■ Das Portrait
: Rafael Caldera

Vor 47 Jahren bewarb sich Rafael Caldera, der heute als Präsident Venezuelas vereidigt wird, zum ersten Mal erfolglos um das erste Amt im Staate. Wenige Jahre zuvor war der junge Anwalt und Politikwissenschaftler an der Gründung des „Komitees der Unabhängigen Politischen Wahlorganisation“ (COPEI) beteiligt gewesen – einer Partei, die sich an der italienischen Christdemokratie und der spanischen Falange orientierte. Als sich die politischen Parteien 1958 zusammentaten, um den Militärdiktator General Pérez Jiménez zu stürzen, spielte Caldera eine tragende Rolle.

Erst beim vierten Anlauf, bei der Wahl von 1968, konnte sich der Christlichsoziale durchsetzen. Seine Regierung ist der Bevölkerung als Zeit der Reformen in Erinnerung, in der die Erdgasproduktion verstaatlicht, der Erdölpreis reguliert und das Erziehungswesen modernisiert wurden. Ehemalige Studenten können ihm aber nicht die Repression an den Unis verzeihen, den letzten Bollwerken der besiegten marxistischen Rebellen.

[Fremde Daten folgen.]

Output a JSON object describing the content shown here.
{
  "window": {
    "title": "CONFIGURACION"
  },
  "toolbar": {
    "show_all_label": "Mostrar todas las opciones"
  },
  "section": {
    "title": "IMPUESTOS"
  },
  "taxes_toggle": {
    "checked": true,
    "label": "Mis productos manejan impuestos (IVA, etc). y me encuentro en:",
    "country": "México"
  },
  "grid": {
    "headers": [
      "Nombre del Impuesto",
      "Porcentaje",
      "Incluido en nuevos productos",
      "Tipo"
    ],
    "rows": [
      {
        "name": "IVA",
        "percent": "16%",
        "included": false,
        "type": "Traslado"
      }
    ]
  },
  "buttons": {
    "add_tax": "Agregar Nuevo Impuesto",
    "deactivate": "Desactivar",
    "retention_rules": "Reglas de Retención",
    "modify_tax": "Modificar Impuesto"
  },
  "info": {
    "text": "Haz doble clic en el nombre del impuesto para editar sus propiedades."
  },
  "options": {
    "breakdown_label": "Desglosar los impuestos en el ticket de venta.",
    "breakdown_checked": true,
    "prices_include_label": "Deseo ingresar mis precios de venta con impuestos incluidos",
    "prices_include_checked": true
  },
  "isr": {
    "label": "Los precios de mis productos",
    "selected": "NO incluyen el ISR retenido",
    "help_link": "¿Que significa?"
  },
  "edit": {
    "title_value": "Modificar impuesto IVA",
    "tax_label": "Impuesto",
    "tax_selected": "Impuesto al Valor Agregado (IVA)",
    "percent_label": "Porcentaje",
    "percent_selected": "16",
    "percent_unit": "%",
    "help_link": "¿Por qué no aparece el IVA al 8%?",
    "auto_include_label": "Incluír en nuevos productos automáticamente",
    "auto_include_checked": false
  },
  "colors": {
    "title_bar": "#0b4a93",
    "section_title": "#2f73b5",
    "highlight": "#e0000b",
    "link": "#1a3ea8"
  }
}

Calderas Versuch, ein zweites Mandat zu gewinnen, scheiterte 1983 am Sozialdemokraten Jaime Lusinchi. Seine Sternstunde schlug nach der gescheiterten Militärrebellion vom 4. Februar 1992, als er in einer Rede vor dem Senat die gerechten Motive der Putschisten anerkannte und eine grundlegende Reform des vom Parteienfilz gelähmten politischen Systems forderte. Dennoch stellte ihn die COPEI Venezuelas neuer PräsidentFoto: Reuter

nicht für die parteiinterne Wahl im April auf. Also gründete er seine eigene Partei, die Convergencia. Am 5. Dezember gewann Caldera souverän die Präsidentschaftswahlen und brach damit das traditionelle Zweiparteiensystem, doch im Parlament ist die Opposition in der Mehrheit.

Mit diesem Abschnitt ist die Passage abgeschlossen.